In Japan, the fifth volume of Fairy Tail was ranked seventh in a list of the top ten manga, and the series once again placed seventh after the release of the sixth volume. Fairy Tail was in 2011 the 4th best selling manga in Japan (by series). About.com's Deb Aoki lists Fairy Tail as the best shōnen manga of 2008. It also won the 2009 Kodansha Manga Award for shōnen manga. It has also won the Society for the Promotion of Japanese Animation's Industry Award in 2009 for best comedy manga.
The anime has also received positive response from critics and viewers alike. In Southeast Asia, Fairy Tail won Animax Asia's "Anime of the Year" award in 2010. In 2012, the anime series won the "Meilleur Anime Japonais" (best Japanese anime) award and the best French dubbing award at the 19th Anime & Manga Grand Prix in Paris, France.
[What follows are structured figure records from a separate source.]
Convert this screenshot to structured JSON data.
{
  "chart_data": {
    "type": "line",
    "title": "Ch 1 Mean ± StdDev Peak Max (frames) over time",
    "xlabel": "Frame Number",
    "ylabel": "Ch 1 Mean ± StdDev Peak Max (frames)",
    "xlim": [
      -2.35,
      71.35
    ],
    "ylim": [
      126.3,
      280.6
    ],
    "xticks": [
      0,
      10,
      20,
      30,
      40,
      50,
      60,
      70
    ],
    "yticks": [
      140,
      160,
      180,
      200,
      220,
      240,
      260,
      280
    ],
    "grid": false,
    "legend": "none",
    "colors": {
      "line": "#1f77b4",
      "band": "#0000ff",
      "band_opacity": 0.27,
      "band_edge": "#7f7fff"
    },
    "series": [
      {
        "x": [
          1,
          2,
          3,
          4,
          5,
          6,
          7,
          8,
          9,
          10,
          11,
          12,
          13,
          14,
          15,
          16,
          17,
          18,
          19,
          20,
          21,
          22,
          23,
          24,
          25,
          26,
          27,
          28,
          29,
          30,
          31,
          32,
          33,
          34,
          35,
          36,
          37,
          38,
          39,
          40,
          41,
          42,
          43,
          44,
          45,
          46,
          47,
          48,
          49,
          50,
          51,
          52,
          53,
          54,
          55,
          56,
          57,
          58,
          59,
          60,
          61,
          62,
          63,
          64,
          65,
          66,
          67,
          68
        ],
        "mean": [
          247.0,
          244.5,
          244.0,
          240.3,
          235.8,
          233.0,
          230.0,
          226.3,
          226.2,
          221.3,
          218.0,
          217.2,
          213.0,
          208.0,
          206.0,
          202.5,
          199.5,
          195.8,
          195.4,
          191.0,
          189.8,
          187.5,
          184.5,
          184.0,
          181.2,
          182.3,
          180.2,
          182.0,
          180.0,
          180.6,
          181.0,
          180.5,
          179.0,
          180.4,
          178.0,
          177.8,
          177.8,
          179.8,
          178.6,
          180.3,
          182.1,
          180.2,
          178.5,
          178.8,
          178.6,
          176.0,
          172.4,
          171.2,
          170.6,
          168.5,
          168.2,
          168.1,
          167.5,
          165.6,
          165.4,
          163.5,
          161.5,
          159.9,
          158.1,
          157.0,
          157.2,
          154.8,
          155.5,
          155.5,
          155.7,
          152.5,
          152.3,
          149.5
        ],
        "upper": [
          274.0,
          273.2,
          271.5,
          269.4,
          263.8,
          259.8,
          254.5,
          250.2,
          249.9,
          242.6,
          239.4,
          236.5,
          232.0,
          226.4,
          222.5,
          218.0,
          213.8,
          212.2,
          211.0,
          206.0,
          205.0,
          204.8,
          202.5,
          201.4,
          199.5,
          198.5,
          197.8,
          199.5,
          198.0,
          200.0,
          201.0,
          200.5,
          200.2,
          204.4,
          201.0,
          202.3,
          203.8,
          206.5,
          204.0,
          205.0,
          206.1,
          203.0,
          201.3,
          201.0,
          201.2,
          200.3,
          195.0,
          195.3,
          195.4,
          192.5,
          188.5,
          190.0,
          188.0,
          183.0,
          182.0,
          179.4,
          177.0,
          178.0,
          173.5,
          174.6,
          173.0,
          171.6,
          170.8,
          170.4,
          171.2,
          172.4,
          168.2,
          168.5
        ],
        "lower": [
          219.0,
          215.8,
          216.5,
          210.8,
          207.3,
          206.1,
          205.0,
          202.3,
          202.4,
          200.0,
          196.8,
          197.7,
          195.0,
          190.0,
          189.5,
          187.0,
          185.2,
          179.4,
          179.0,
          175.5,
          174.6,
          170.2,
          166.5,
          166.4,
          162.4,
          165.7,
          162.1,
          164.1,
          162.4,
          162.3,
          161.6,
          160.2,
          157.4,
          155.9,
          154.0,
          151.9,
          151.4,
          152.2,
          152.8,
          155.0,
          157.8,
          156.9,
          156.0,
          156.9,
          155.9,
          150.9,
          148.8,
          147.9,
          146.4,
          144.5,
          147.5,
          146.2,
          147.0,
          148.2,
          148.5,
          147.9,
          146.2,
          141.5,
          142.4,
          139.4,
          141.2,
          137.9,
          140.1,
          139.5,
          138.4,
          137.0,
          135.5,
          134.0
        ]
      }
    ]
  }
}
In reviewing the first Funimation Entertainment DVD volumes, Carlo Santos of Anime News Network praised the visuals, characters, and English voice acting, as well as the supporting characters for its comedic approach. However, Santos criticized both the anime's background music and CGI animation. In his review of the second volume, Santos also praised the development of "a more substantial storyline," but also criticized the inconsistent animation and original material not present in the manga. In his review of the third volume, Santos praised the improvements of the story and animation, and said that the volume "finally shows the [anime] series living up to its potential." In his reviews of the fourth and sixth volumes, however, Santos criticized the storyline's formulaic pattern, saying that "unexpected wrinkles in the story [...] keep the action from getting too stale," but calling the outcomes "predictable".